予約しているお店は自宅からほど近い場所にある、赤ちょうちんが目印の大衆的な居酒屋だが、二人で初めて飲みに行った思い出のお店ということもあり、ちょっとしたお祝いごとなんかがあるときの行きつけになっている。
いつもは低血圧のせいか眠い目をこすりながらなかなか布団から出てこない彼女だが、この日は朝から上機嫌。朝食は決まってトーストとコーヒーだけど、フレンチトーストとサラダが食卓に並んでいて、鼻歌交じりで身支度していた様子からも今日の約束をとても楽しみにしていることが伝わってきた。
いつもより豪華な朝食とご機嫌の彼女、そして出がけにちらっと見た朝の情報番組の星占いも一位で「今日はあなたにとって最高の一日」なんて言っていたから、会社への足取りも軽くなる。
ここ最近は雨が降り続き、じめじめとした空気と会社に着く前から肌に張り付くシャツにうんざりしていたが、この日は梅雨の合間の貴重な晴れの日。久しぶりのからっとした空気を感じながら、今日はついていると陽気な気持ちで歩き出す。
彼女と住むアパートを出て緑地遊歩道を抜けてすぐの大通りをまっすぐ進むこと約十分。駅の改札を抜けていつもの車両に乗って、四駅先にある会社の最寄り駅まで携帯電話でトレンドに上がるニュースを見ながら過ごす。

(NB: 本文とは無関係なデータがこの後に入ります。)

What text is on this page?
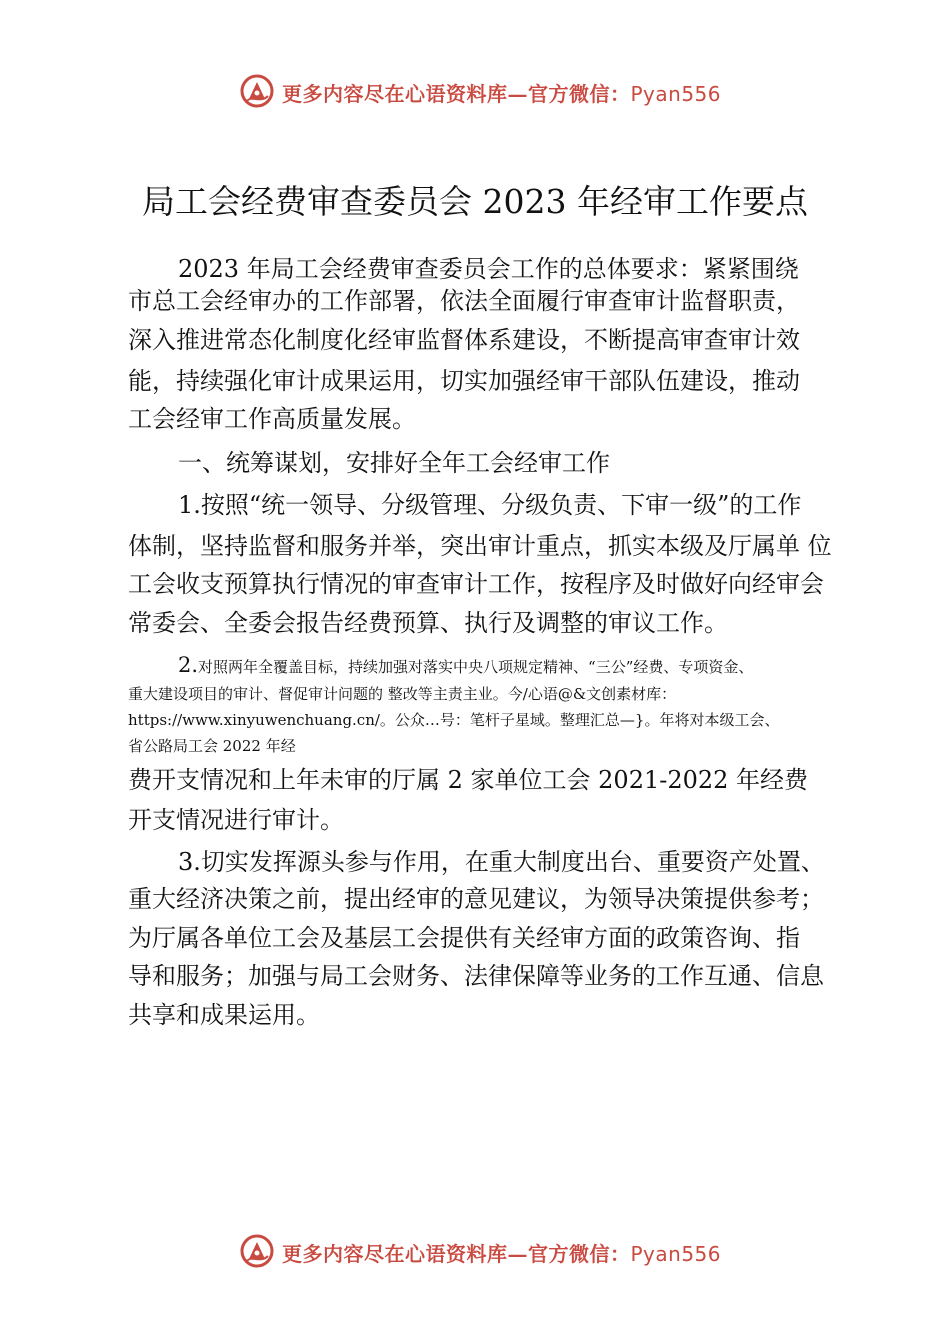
更多内容尽在心语资料库—官方微信：Pyan556
局工会经费审查委员会 2023 年经审工作要点
2023 年局工会经费审查委员会工作的总体要求：紧紧围绕
市总工会经审办的工作部署，依法全面履行审查审计监督职责，
深入推进常态化制度化经审监督体系建设，不断提高审查审计效
能，持续强化审计成果运用，切实加强经审干部队伍建设，推动
工会经审工作高质量发展。
一、统筹谋划，安排好全年工会经审工作
1.按照“统一领导、分级管理、分级负责、下审一级”的工作
体制，坚持监督和服务并举，突出审计重点，抓实本级及厅属单 位
工会收支预算执行情况的审查审计工作，按程序及时做好向经审会
常委会、全委会报告经费预算、执行及调整的审议工作。
2.对照两年全覆盖目标，持续加强对落实中央八项规定精神、“三公”经费、专项资金、
重大建设项目的审计、督促审计问题的 整改等主责主业。今/心语@&文创素材库：
https://www.xinyuwenchuang.cn/。公众…号：笔杆子星域。整理汇总—}。年将对本级工会、
省公路局工会 2022 年经
费开支情况和上年未审的厅属 2 家单位工会 2021-2022 年经费
开支情况进行审计。
3.切实发挥源头参与作用，在重大制度出台、重要资产处置、
重大经济决策之前，提出经审的意见建议，为领导决策提供参考；
为厅属各单位工会及基层工会提供有关经审方面的政策咨询、指
导和服务；加强与局工会财务、法律保障等业务的工作互通、信息
共享和成果运用。
更多内容尽在心语资料库—官方微信：Pyan556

あの芸能人も結婚したんだ、なんて驚いていると、黒いスーツに身を包んだサラリーマン、長い髪を丁寧にまとめたOL、ヘッドフォンで音楽を聴きながらスマホゲームをしている学生たちが一気に降りる都会のど真ん中の駅に着く。
僕も人の流れに乗って電車を降り、首が痛くなるほど見上げる高さのビル群の中でもひときわ高いビルを目指す。朝のこの時間は行列ができるエレベーターに体を押し込み、白新総合広告社と書かれたドアを開ける。これが僕、黒田透の日常だ。